The focus of the EBS programme is about applying lectures to real work life. Almost every course incorporated a project with a company. I remember the fantastic L’Oréal competition where, with a team of three students, we had to design the go-to-market approach for the launch of a new product. Besides, I did my first internship at Unicredit in the finance department during the summer break. Last but not least, the EBS Alumni has a commanding presence in Europe; one of the earliest Bella&Bona investors is a former EBS student!

Your best memory of EBS Universität? There are many. One of the best is the EBS Symposium. I still find it remarkable that a group of students could organise a three-day congress with such attention to detail, from the companies invited (Facebook, Mckinsey, Google and so forth) to the fantastic workshops. The event connected global business leaders with students and created a tremendous networking opportunity.

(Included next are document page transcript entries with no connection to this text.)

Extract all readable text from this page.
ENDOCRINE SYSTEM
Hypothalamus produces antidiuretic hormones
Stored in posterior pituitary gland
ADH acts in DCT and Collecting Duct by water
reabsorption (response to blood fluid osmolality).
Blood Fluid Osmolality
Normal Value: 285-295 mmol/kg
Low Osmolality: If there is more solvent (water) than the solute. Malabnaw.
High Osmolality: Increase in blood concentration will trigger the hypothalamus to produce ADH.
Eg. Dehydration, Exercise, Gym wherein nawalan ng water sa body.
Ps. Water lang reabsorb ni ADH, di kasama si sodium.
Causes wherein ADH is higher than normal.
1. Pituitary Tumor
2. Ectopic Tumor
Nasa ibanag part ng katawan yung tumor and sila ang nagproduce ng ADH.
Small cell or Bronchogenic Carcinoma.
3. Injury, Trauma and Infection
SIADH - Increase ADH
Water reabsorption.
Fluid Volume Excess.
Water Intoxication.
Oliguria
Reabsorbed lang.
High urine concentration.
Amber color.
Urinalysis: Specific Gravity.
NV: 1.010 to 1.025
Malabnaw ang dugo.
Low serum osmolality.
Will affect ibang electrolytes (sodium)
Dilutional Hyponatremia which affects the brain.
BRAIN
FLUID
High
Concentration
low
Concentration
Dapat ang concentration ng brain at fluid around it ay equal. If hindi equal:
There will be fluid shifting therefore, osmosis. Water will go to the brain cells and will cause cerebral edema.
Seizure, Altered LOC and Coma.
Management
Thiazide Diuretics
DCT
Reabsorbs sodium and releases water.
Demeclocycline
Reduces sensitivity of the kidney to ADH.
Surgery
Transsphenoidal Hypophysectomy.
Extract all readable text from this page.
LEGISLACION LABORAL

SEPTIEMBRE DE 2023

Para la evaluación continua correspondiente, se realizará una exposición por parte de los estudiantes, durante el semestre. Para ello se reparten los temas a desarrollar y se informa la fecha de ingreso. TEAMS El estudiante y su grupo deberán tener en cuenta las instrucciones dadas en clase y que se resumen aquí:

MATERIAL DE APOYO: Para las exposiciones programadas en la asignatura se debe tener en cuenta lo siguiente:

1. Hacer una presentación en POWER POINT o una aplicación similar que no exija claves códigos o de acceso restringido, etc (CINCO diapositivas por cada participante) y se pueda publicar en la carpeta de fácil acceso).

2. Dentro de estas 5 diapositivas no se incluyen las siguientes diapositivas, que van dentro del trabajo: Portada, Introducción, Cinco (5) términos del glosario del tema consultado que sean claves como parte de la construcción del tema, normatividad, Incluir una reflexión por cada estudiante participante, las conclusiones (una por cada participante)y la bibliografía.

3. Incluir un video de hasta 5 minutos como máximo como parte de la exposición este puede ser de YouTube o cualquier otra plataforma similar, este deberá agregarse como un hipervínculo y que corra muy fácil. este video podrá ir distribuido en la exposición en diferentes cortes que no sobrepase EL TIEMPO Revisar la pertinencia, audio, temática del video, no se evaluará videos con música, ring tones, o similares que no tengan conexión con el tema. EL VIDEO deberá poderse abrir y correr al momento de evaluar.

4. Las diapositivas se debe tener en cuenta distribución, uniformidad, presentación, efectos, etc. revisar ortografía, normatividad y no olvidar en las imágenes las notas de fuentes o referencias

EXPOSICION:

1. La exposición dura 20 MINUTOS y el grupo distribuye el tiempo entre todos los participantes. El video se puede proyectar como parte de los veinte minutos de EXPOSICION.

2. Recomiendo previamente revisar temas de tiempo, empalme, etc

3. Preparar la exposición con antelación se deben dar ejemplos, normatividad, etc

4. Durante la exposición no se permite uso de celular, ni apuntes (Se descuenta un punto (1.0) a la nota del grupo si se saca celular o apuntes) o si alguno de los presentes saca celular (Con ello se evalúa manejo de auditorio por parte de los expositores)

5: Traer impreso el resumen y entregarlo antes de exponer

What does the alumni network offer you?

As mentioned before, the alumni network has a strong presence in Europe. I try to participate once a quarter at a gathering of EBS alumni in Berlin: it is always an excellent opportunity to see leaders from different industries coming from EBS.

Do you have a (daily) routine you always keep to?

I don’t have a rigorous routine, honestly. What I always try to have is enough sleep. I force myself to sleep at least seven hours a day which helps me to prepare for the following day with a fresh mind. Good sleep helps in concentration, productivity, and overall performance.

Who is your great role model?

It is tough to answer this question. I would say that one of my role models is my grandfather. At 85 he still overlooks a construction company he established when he was 20. Although he doesn’t cover a specific position in the company, he never misses a single day where he visits his former company, from Monday to Sunday. He has been an active role model for me because I could understand the importance of finding a passion for driving your work. Only by loving what we do, we can overcome stress and the many hours in the office. I am lucky enough to have found my passion in company development and connecting strong teams.

What are your goals for 2020?

I’m a planner by nature. I need to have everything organised and scheduled. There is no exception when it comes to setting goals. Of course, with the current COVID-19 situation, goal setting can be challenging. In terms of private life, I am planning to stay closer to my family – especially since my sister is due to give birth in August. I am so excited to meet my future nephew Gaia! From a professional standpoint, I want to work hard to validate our new fully recurring model and, by the end of the year, to accrue the same monthly revenue gained before the pandemic.

What role does the corona crisis have in the start-up phase?

It’s a paradigm shift from growth at all costs towards a more profitably driven business. The idea that you can grow at any costs and only once reached a particular business size focus on profitability works well in a “winner takes all” market, but not in any other market as can be seen in the ridesharing failures and the works of the world. Our strong focus on unit economics has let us quickly make changes to our business to adapt to the new standard, lowering costs with the ability to scale up at a moment’s notice.

How do you deal with the requirements created by the coronavirus?

When working in the food industry, hygiene regulations are #1 priority. We ensure minimal exposure through secure and contactless bulk deliveries. Our individually packaged dishes are the best way to individually distribute, reduce cash exchanges and numerous contact points during the lunch break. Besides, we apply strict controls during the preparation and portioning of the food and during delivery.

What positive things did you learn/take away from the crisis?

We have always had a very lean approach that allows us to readjust our business model in less than two weeks. This approach has allowed us to launch two pilots (a grocery box and a B2C delivery), reduce all high costs and take this time to review and develop sides of the business that were not yet at full capacity. In the same way, we saw that our strategy of maximising the runway without incurring unnecessary costs was successful and allowed us to continue to operate.